Acting appointments are a way of temporarily filling important offices but, if abused, they can also be a way of
circumventing the need for confirmation by the Commission on Appointments.

However, the Court finds no abuse in the present case. The absence of abuse is readily
apparent from President Arroyos issuance of ad interim appointments to
respondents immediately upon the recess of Congress, way before the lapse of one year.
WHEREFORE, the present petition is DISMISSED.

NOTES:
On the Mootness of the Petition: The Solicitor General argues that the petition is moot because President Arroyo
had extended to respondents ad interim appointments on 23 September 2004 immediately after the recess of
Congress. In the present case, the mootness of the petition does not bar its resolution. The question of the
constitutionality of the Presidents appointment of department secretaries in an acting capacity while Congress is in
session will arise in every such appointment.
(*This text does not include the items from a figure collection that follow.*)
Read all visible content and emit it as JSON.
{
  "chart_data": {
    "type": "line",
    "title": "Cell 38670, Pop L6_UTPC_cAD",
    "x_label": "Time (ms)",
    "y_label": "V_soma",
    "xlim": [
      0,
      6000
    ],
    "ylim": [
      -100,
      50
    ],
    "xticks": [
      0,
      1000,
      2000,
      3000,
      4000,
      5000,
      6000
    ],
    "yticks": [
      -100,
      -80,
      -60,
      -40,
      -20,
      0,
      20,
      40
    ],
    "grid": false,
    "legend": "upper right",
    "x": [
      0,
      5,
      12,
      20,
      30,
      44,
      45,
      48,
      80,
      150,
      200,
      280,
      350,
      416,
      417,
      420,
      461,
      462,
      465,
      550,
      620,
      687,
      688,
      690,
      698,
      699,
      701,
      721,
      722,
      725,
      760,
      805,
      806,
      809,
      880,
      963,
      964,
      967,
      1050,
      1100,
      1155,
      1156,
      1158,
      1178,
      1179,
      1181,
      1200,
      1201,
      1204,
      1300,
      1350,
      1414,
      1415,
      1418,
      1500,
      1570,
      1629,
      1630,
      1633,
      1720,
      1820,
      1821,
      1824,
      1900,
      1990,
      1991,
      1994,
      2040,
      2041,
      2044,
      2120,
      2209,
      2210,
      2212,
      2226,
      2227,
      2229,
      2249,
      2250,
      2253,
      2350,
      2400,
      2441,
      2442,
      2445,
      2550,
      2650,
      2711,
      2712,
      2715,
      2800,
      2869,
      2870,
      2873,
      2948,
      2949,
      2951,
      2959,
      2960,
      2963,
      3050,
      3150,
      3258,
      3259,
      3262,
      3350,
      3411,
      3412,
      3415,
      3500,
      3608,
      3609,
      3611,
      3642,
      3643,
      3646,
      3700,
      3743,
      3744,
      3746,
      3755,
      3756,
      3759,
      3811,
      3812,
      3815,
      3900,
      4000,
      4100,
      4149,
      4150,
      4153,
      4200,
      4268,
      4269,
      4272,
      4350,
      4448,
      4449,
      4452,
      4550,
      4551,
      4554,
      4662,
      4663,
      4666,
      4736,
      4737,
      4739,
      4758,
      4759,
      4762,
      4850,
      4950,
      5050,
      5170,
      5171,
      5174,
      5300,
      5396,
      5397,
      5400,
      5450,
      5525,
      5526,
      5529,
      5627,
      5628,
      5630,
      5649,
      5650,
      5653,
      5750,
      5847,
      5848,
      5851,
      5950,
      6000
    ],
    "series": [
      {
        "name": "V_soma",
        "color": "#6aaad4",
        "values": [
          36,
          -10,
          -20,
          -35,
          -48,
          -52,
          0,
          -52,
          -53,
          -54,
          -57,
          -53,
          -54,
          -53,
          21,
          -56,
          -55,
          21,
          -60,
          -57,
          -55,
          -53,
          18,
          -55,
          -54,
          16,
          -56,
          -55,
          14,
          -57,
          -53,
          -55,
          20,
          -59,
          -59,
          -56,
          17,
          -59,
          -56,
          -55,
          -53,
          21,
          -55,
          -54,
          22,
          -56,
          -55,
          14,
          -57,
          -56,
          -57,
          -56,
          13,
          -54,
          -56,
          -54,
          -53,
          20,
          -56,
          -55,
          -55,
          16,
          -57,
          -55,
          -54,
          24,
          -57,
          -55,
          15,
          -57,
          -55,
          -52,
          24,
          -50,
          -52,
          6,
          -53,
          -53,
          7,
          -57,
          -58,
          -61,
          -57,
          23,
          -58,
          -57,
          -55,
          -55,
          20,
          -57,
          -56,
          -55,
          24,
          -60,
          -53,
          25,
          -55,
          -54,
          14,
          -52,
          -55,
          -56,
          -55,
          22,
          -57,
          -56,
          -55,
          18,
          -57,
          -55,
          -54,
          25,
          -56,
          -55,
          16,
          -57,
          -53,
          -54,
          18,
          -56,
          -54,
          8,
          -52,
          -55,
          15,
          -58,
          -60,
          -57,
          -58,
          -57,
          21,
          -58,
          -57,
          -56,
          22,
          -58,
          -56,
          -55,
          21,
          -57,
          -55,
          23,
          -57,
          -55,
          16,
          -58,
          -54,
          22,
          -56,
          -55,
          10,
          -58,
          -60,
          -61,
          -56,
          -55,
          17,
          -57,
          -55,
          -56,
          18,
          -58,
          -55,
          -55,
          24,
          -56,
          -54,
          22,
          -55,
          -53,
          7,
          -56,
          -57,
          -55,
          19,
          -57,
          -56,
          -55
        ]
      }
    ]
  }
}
On the Nature of the Power to Appoint
xxx The Commission on Appointments is a creature of the Constitution. Although its membership
is confined to members of Congress, said Commission is independent of Congress. The powers of
the Commission do not come from Congress, but emanate directly from the Constitution. Hence, it
is not an agent of Congress. In fact, the functions of the Commissioner are purely executive in
nature. xxx
On Petitioners Standing
The Solicitor General states that the present petition is a quo warranto proceeding because, with the exception of
Secretary Ermita, petitioners effectively seek to oust respondents for unlawfully exercising the powers of department
secretaries. The Solicitor General further states that petitioners may not claim standing as Senators because no
power of the Commission on Appointments has been infringed upon or violated by the President. Petitioners contend
that they possess standing because President Arroyos appointment of department secretaries in an acting capacity
while Congress is in session impairs the powers of Congress. Considering the independence of the Commission on
Appointments from Congress, it is error for petitioners to claim standing in the present case as members of
Congress. President Arroyos issuance of acting appointments while Congress is in session impairs no power of
Congress. On the impairment of the prerogatives of members of the Commission on Appointments, only Senators
Enrile, Lacson, Angara, Ejercito-Estrada, and Osmena have standing in the present petition. This is in contrast to
Senators Pimentel, Estrada, Lim, and Madrigal, who, though vigilant in protecting their perceived prerogatives as
members of Congress, possess no standing in the present petition.